Rôle de la concentration et effet de filtre interne (effet de peau) 

La relation entre la concentration et l’intensité de fluorescence correspond graphiquement à une courbe en cloche : la fluorescence passe par un maximum pour une concentration optimale ; ainsi à une même intensité de fluorescence correspondent deux concentrations.
Il faut maximum opérer sur des solutions de concentrations faibles car il y a auto-inhibition de la fluorescence aux fortes concentrations, du fait de l’augmentation du nombre de collisions entre les molécules, qui dissipent l’énergie reçue, ou bien du fait de la formation de polymères non fluorescents.
Aux très faibles concentrations, la courbe de fluorescence est incurvée : le domaine de concentration utile est donc relativement étroit : limité vers le haut et vers le bas.
L’épaisseur de la solution traversée par la radiation excitatrice doit être faible, car la concentration optimale diminue quand l’épaisseur augmente ; c’est l’effet de filtre interne, dû à l’absorption par la solution de la lumière d’excitation et de la lumière de fluorescence.

Dans les conditions idéales, l’intensité de la fluorescence (F) est égale au produit de l’intensité de la lumière absorbée (F0) et du rendement quantique (Rq) ; elle s’exprime sous forme dérivée de la loi de Beer-Lambert :

F = F0 (2,3 e l c ) Rq  
e le coefficient d’absorbance linéique molaire.
c la concentration de la solution en moles par litre.
l l’épaisseur optique de la loi de Beer-Lambert. 

Dans le cas de solutions diluées, la fluorescence est directement proportionnelle à la concentration.

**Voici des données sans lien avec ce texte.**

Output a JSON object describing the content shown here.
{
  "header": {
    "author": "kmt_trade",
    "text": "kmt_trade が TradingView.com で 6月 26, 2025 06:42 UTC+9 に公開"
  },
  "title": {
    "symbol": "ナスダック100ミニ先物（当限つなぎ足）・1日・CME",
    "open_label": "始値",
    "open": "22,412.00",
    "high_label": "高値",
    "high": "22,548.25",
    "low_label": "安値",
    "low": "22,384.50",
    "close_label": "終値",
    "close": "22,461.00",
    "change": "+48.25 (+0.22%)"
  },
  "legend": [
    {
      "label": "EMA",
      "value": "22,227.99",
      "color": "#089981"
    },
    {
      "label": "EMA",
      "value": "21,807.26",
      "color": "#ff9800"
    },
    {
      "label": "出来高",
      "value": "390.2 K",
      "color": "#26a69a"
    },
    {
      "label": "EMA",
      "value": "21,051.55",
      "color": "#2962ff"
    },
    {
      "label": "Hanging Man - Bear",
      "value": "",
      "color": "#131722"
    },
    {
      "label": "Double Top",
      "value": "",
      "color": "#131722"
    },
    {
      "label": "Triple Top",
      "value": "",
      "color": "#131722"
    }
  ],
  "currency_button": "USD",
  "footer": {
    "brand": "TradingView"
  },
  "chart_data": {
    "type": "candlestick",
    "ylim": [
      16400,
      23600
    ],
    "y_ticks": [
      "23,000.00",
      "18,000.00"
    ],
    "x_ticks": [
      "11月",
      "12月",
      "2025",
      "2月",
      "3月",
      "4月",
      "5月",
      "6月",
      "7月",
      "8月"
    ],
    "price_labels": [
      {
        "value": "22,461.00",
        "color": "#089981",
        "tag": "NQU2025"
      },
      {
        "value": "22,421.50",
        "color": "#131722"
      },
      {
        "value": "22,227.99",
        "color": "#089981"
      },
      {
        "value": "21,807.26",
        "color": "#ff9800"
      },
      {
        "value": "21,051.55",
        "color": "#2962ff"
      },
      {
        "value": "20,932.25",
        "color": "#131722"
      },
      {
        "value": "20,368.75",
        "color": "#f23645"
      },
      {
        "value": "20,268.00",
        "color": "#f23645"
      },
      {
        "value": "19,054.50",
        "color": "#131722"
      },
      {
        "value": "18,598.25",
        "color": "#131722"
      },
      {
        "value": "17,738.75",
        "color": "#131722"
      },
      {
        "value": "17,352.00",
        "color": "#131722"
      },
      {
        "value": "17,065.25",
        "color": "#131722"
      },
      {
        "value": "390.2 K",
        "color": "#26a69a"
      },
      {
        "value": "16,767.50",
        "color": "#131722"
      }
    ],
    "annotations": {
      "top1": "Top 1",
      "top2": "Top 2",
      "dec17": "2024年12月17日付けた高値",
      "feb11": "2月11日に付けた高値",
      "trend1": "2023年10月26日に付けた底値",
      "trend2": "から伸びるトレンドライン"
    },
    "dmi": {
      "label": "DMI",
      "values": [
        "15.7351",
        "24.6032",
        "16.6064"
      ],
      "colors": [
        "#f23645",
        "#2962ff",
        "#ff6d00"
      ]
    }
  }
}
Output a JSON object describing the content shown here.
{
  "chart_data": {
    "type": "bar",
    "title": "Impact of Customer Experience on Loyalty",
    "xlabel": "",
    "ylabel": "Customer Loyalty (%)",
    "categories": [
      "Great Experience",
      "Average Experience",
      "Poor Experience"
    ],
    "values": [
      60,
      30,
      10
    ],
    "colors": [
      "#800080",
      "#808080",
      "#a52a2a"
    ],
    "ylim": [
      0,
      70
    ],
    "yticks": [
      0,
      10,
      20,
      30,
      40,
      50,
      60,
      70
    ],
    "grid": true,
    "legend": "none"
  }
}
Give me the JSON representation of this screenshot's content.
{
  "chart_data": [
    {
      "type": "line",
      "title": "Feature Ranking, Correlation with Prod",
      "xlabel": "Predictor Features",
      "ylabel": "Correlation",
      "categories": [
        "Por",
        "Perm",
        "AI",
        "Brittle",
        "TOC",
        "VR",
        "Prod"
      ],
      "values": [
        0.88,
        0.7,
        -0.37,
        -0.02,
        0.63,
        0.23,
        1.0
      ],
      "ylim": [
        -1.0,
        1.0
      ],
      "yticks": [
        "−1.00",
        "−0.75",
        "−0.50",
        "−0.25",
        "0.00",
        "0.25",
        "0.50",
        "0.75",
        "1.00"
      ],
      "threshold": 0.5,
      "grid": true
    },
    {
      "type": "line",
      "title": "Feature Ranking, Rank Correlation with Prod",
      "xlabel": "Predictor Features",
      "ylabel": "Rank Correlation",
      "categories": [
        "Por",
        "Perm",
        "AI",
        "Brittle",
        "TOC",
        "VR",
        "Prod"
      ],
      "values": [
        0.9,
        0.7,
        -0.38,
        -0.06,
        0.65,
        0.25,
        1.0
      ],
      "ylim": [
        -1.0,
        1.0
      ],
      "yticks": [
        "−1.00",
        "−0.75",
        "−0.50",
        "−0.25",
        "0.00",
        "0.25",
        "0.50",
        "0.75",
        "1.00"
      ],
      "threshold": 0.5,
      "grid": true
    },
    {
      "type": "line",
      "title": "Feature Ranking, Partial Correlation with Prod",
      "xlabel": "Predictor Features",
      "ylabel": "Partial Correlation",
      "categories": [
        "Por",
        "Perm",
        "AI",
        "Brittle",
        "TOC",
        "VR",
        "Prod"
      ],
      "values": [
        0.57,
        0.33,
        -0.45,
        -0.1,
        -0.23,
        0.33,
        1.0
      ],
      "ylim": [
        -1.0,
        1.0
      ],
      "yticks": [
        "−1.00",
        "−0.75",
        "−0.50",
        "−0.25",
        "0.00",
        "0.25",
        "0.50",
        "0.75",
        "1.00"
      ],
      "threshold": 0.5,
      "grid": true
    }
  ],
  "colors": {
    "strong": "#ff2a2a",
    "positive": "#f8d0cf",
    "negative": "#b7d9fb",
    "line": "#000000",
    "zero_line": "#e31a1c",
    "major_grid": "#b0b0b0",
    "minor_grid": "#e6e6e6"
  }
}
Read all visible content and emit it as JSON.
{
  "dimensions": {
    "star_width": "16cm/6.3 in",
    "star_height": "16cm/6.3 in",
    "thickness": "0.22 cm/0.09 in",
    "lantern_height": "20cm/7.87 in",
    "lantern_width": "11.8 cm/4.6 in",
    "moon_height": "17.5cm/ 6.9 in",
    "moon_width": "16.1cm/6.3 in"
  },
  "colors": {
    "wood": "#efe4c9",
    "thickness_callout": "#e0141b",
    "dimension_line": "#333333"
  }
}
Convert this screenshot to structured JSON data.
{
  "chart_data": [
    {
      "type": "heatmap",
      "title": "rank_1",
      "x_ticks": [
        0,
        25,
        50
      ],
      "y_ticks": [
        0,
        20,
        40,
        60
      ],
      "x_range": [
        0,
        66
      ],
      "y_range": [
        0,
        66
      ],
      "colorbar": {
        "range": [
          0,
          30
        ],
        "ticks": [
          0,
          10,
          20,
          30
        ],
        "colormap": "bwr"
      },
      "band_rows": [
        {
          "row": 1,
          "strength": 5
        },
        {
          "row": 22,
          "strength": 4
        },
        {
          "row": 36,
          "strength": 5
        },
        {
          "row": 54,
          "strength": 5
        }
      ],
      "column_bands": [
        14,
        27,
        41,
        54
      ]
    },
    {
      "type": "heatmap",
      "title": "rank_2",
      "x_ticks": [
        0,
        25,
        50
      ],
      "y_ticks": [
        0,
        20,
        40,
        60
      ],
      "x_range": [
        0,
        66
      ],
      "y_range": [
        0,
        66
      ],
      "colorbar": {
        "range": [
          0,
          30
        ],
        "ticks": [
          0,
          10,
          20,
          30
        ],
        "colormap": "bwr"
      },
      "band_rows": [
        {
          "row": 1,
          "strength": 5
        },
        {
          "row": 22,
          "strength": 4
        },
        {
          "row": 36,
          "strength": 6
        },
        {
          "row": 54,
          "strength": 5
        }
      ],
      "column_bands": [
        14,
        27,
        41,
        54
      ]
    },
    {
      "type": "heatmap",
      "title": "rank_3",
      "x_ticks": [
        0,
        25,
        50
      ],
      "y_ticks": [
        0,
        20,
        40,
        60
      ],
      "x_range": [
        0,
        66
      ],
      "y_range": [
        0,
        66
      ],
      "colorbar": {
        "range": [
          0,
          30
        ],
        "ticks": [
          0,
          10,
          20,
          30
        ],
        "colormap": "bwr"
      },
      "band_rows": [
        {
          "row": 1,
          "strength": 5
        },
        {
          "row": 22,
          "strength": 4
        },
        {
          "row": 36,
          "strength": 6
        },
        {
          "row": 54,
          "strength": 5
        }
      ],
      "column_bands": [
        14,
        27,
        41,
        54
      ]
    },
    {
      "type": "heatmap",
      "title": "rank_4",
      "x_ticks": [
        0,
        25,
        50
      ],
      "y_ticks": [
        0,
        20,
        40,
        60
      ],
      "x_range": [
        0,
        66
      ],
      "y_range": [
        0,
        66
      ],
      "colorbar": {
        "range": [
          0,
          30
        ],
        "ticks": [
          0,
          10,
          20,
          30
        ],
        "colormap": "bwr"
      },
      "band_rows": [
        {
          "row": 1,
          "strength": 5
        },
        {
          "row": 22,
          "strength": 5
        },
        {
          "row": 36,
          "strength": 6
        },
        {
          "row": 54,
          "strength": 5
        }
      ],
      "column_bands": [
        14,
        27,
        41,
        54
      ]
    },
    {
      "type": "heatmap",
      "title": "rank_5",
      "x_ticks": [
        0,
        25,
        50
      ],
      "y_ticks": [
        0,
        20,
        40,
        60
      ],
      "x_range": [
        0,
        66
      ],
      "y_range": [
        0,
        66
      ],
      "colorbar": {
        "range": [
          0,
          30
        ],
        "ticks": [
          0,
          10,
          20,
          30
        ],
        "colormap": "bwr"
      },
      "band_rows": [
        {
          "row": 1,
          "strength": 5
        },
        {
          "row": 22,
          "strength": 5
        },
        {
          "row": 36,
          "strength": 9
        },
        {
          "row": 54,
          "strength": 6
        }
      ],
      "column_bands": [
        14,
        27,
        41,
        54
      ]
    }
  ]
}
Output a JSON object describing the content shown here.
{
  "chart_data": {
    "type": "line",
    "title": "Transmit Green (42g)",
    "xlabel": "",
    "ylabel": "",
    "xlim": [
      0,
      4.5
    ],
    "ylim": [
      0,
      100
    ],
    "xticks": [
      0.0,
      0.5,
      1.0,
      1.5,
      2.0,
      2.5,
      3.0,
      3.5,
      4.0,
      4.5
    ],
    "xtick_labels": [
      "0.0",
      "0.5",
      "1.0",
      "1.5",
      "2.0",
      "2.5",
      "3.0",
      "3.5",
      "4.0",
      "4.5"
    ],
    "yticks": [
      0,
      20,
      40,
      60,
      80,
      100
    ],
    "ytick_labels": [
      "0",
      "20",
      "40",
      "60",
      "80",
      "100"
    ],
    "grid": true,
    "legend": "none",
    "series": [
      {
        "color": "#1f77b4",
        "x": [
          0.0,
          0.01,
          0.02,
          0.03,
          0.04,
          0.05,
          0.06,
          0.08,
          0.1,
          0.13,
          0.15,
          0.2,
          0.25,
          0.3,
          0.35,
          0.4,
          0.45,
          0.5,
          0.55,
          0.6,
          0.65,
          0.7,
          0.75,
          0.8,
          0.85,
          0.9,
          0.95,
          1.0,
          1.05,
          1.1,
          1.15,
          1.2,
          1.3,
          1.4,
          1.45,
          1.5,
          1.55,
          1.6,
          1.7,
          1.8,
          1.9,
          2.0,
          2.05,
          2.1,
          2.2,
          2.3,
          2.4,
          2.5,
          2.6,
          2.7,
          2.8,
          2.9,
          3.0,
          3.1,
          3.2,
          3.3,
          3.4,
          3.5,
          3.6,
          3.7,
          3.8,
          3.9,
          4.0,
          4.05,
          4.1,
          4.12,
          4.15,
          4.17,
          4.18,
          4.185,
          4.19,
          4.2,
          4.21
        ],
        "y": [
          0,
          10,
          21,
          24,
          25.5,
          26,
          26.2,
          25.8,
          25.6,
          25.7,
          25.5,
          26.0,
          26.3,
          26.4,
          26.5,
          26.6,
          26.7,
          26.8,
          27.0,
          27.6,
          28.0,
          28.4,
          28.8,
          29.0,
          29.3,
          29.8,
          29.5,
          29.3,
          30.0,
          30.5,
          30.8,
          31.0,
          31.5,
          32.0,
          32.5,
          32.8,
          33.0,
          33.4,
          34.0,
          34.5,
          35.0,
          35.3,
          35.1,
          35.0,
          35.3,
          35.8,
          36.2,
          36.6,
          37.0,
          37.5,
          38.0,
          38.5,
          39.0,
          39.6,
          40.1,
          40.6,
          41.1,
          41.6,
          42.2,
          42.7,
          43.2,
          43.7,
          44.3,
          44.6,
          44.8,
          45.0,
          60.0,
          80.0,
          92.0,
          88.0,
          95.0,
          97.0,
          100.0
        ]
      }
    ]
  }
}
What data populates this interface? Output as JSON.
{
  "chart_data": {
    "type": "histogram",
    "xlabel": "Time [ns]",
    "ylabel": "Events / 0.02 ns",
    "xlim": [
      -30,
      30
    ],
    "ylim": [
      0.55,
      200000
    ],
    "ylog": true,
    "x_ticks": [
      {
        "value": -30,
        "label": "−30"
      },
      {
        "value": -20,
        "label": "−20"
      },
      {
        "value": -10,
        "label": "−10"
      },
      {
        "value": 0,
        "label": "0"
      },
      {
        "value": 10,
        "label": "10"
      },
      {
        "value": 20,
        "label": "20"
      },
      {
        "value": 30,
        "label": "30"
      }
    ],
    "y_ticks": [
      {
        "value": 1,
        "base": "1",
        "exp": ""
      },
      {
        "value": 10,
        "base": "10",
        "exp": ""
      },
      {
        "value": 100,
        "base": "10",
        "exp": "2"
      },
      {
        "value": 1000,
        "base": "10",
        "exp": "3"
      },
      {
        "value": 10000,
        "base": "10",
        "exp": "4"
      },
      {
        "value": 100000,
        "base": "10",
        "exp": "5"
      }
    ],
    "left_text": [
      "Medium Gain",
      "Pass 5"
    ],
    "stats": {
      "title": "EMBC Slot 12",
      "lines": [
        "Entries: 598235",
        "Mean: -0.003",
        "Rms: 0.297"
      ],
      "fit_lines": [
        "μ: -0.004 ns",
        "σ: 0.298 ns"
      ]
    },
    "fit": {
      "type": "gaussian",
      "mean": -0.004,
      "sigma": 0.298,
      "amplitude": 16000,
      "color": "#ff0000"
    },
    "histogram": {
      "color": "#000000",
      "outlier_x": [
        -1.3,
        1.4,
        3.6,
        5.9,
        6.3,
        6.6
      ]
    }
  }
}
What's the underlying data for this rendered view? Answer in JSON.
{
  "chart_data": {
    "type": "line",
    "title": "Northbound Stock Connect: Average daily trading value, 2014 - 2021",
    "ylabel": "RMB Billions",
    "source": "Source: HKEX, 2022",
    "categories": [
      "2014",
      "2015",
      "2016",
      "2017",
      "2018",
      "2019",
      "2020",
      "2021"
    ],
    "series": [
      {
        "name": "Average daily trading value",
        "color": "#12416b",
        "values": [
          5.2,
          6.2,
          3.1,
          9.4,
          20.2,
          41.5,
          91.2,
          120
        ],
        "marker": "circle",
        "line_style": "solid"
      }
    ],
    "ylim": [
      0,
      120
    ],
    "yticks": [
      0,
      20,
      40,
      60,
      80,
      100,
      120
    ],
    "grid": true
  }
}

Extinction de fluorescence

Encore appelée inhibition de fluorescence ou quenching , elle est due à une interaction de la molécule fluorescente avec le solvant ou avec un autre soluté. Le rendement de fluorescence et/ou la durée de fluorescence sont diminués. Du point de vue pratique ceci signifie que le composé est moins fluorescent lorsqu’il est en présence d’une substance inhibitrice. C’est un des inconvénients lors d’un dosage dans un milieu biologique préalablement non purifié.
Mais l’extinction n’est pas uniforme et l’on peut en tirer parti. Lorsque le fluorophore et l’inhibiteur ont une forte affinité l’un pour l’autre, mêmes des trâces d’inhibiteurs peuvent conduire à une forte diminution de fluorescence.